8

This is more of a philosophical question.

Suppose that you are trying to choose a good password for a particular online service, say your bank's e-banking service. Now the bank has some restrictions on the passwords that it allows: you can only use (lowercase) letters and (decimal) digits, and the password can be up to 6 characters long. So what is a "good" way to select such a password?

One could do the following (call this scheme 1): select randomly 6 characters from the set [a-z0-9] with uniform probability. This scheme has the disadvantage that it may produce "weak" passwords such as those containing only letters or only digits (there is a 14.2% [1] chance of this happening).

So here's another idea (call this scheme 2): select randomly (and uniformly) one letter, one digit, and 4 characters from the set [a-z0-9]. Then use a random permutation of these 6 characters as the password. This guarantees that the password will have characters from both classes (letters and digits).

So the question is, which of the two scheme produces "better" passwords?

On the one hand, the second scheme produces passwords that will likely be more resilient to simple brute force attacks. On the other hand, the first scheme allows strictly more combinations than the second one: 2^31.0 [2] vs 2^30.8 [3]; in fact the set of passwords of scheme 1 is a superset of those of scheme 2.

Note: I'm looking at this from the perspective of the party that generates the password and not the party that sets the password policy.
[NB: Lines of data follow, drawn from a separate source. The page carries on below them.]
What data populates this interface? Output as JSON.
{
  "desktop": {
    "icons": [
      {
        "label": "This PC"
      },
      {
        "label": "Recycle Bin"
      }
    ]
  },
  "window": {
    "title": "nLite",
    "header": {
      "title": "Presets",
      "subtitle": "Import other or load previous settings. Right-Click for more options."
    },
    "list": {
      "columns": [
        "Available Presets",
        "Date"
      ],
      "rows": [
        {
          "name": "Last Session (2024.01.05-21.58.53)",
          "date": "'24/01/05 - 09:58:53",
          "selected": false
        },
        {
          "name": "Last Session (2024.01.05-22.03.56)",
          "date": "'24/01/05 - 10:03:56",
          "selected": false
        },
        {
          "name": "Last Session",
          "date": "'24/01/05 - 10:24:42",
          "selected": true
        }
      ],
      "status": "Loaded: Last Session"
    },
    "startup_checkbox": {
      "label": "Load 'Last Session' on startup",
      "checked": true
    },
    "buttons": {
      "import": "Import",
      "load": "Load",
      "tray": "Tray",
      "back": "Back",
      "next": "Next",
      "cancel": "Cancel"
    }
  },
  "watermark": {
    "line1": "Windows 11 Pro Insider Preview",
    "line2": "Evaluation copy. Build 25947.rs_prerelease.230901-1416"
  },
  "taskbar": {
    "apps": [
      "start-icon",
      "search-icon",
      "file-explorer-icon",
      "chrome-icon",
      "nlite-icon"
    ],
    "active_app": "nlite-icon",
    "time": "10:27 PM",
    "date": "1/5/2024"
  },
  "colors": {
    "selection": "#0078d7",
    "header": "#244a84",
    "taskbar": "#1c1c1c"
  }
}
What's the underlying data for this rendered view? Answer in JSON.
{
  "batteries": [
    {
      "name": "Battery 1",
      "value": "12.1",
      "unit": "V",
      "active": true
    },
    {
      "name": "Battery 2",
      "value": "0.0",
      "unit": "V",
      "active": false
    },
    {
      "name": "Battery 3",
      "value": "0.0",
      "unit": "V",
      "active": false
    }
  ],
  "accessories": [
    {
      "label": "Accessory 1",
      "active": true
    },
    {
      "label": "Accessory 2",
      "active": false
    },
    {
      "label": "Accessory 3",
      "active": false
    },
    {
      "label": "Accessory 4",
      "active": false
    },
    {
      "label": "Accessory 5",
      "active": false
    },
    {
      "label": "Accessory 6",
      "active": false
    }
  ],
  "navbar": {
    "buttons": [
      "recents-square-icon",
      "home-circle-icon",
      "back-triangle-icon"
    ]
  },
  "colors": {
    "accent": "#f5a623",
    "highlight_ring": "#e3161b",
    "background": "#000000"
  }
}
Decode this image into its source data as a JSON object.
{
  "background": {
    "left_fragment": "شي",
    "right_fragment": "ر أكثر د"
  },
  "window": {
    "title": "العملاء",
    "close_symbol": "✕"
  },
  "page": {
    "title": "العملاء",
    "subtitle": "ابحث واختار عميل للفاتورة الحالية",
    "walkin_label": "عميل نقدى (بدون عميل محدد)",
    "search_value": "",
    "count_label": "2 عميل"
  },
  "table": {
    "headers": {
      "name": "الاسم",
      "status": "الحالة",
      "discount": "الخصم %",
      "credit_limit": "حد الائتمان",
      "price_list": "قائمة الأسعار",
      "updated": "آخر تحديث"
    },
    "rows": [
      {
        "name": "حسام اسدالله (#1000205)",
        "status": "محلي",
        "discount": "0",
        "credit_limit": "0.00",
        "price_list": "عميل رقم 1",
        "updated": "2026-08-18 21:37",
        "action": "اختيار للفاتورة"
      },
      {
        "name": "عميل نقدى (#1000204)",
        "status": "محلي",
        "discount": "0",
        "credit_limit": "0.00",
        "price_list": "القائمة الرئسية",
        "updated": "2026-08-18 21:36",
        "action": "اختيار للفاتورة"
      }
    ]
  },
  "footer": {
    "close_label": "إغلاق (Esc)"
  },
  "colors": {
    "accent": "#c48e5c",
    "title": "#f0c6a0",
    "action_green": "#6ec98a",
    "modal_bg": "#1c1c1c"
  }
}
[1] (26^6+10^6)/36^6 = 0.142

[2] log2(26^6) = 31.0

[3] log2(36^6-26^6-10^6) = 30.8 i.e. all combinations of 6 characters excluding the ones with only letters (26^6) and the ones with only digits (another 10^6)

pavlak11
  • 83
  • 4
  • The second scheme will not be more resilient to brute force than the first one, it just ensures that users won't be able to get really bad ones. If the implementation is leaked it would even be magnitudes easier to brute force. Guaranteeing that a password has at least x of a certain type has to be a property of the char set, not a decision. – AdHominem Mar 18 '16 at 18:18
  • 2
    Guaranteeing that a password has chars from both groups does nothing to resist brute forcing attacks. If the attackers are brute forcing and try the all numbers first, then all letters first, then the rest, they are simply ordering the way they exhaust the password space, not make it any easier to get to the end (which statistically is the only point). Why not just use the first method and throw away any output that doesn't have at least 2 letters and at least 2 numbers? – Jeff Meden Mar 18 '16 at 20:53
  • The average entropy decreases, but the entropy of the weakest passwords may increase. – user253751 Mar 18 '16 at 22:34
  • The second scheme can produce passwords like 'pass12'. A [top 250 password](http://www.thetechherald.com/articles/Do-you-use-any-of-these-passwords-Change-them-if-you-do/4002/). Very bad. – Neil Smithline Mar 19 '16 at 02:37
  • There _is_ a password with a good reason for not being allowed: the empty string. ​ That way, if the password field is left empty, then the provided "username" should not be stored. ​ ​ ​ ​ –  Mar 19 '16 at 12:19

3 Answers3

15

tldr; Restricting the password space does not help against brute force attacks, but may against intelligent attacks, but there is an even better way.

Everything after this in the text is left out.